By Alissa Bryden, CPA, CA
(4-5 minute read)
Within the first meeting of any new small business owner there is a standard question “So do I need a bookkeeper?”. This is a great question and one I thought necessary to discuss. Previously, many CPA firms did not have internal bookkeepers for two reasons 1) Charge out rates were typically too high for it to be recoverable and 2) It was generally thought to be a better service if there was separation of these duties to allow for a “second look”.
In the era, of cloud accounting, I would argue these arguments no longer hold true. To explain, I will first explain the difference between a bookkeeper and an accountant. Before cloud accounting, a bookkeeper would take the receipts, invoices, bank statements and credit card statements etc. (called source documents) and enter them into the desktop accounting program. They may have also assisted with payroll and GST remittances to Canada Revenue Agency. At year end, the accountant would take this information, adjust them using year end adjusting journal entries to fix any noted errors or omissions. The adjusted information would then be used to prepare a year end financial statement and file the tax return. Depending on how long the information exchange to get to the final numbers took, this may be 3-6 months or longer after the year had ended. At this time, the Accountant and business owner would meet to sign off the final numbers and have a general discussion on the business.
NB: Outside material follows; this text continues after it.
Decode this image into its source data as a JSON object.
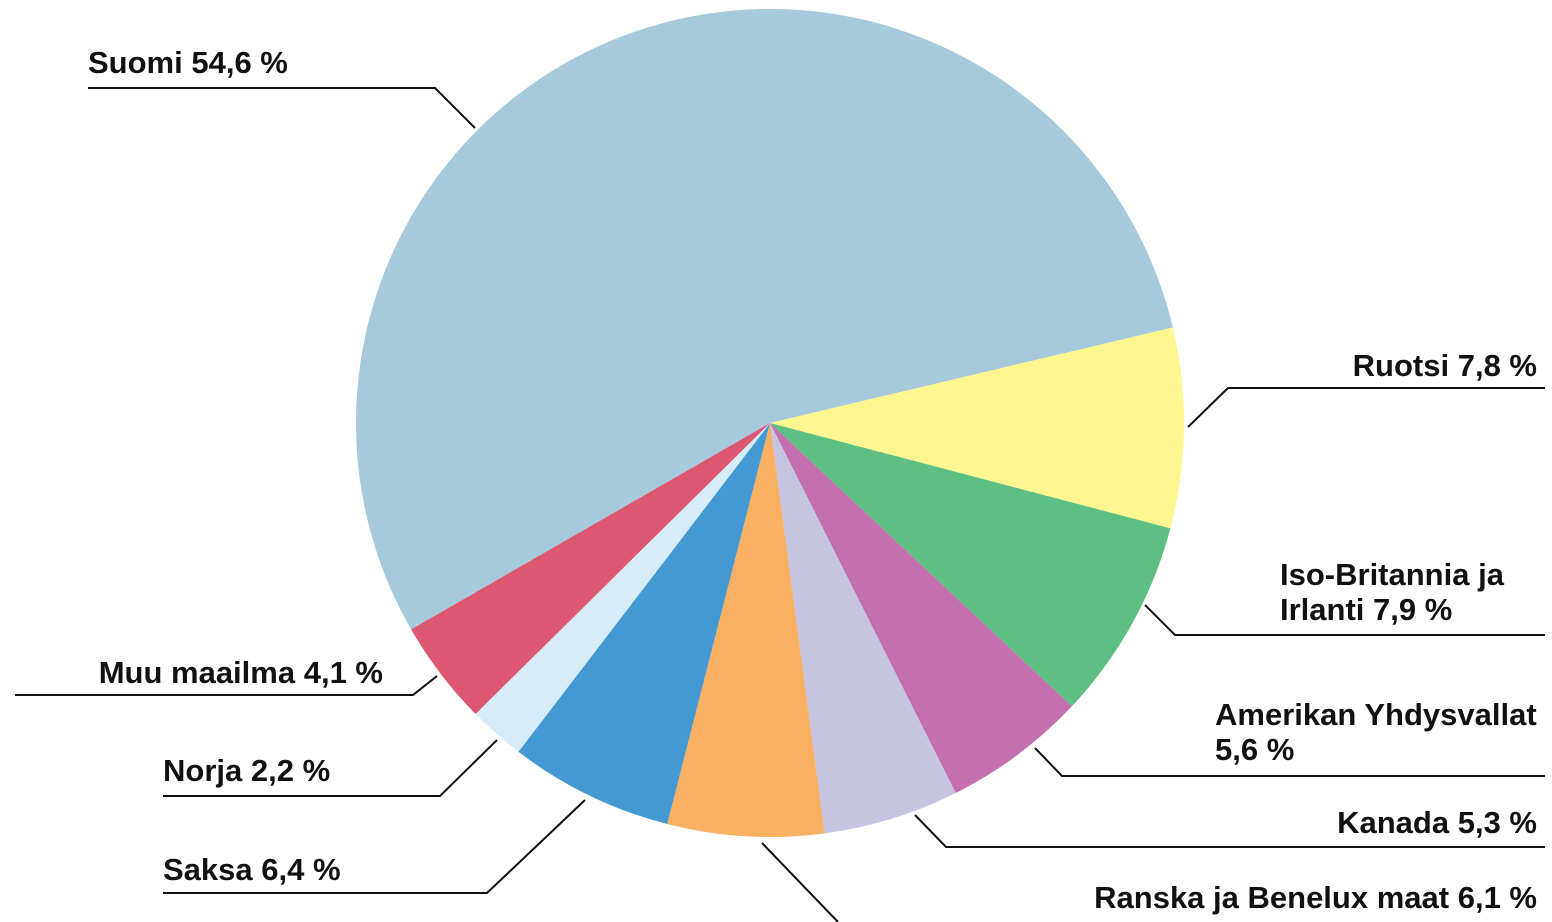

With cloud accounting, the data entry of the source documents is done using apps and automation. For example, a business owner would take a picture of their receipt using an app on the phone which then uploads to the accounting program. The program even suggests an entry based on previous transactions or matches to transactions already entered if it can. The cloud accounting software’s have invoice and quoting options so a business owner can use those (there are even phone apps) or there are options for integrating some “Point of Sale” systems. Credit card and bank statements are downloaded directly into program. All of this automation, reduces the data entry component of keeping the books and thus when it is looked at, it is mostly reconciliation (the “second look”) that remains. This automation, allows CPA’s to be able to perform this function. What’s more, is it provides the ability for the business owner to have quicker access to the financial information and with it advice from the accountant. This allows for more productive business discussion’s based on real time numbers.
So previously, the answer was yes, a bookkeeper and an accountant were needed. However, in today’s world of cloud accounting, it may not be necessary, or even desirable to have both.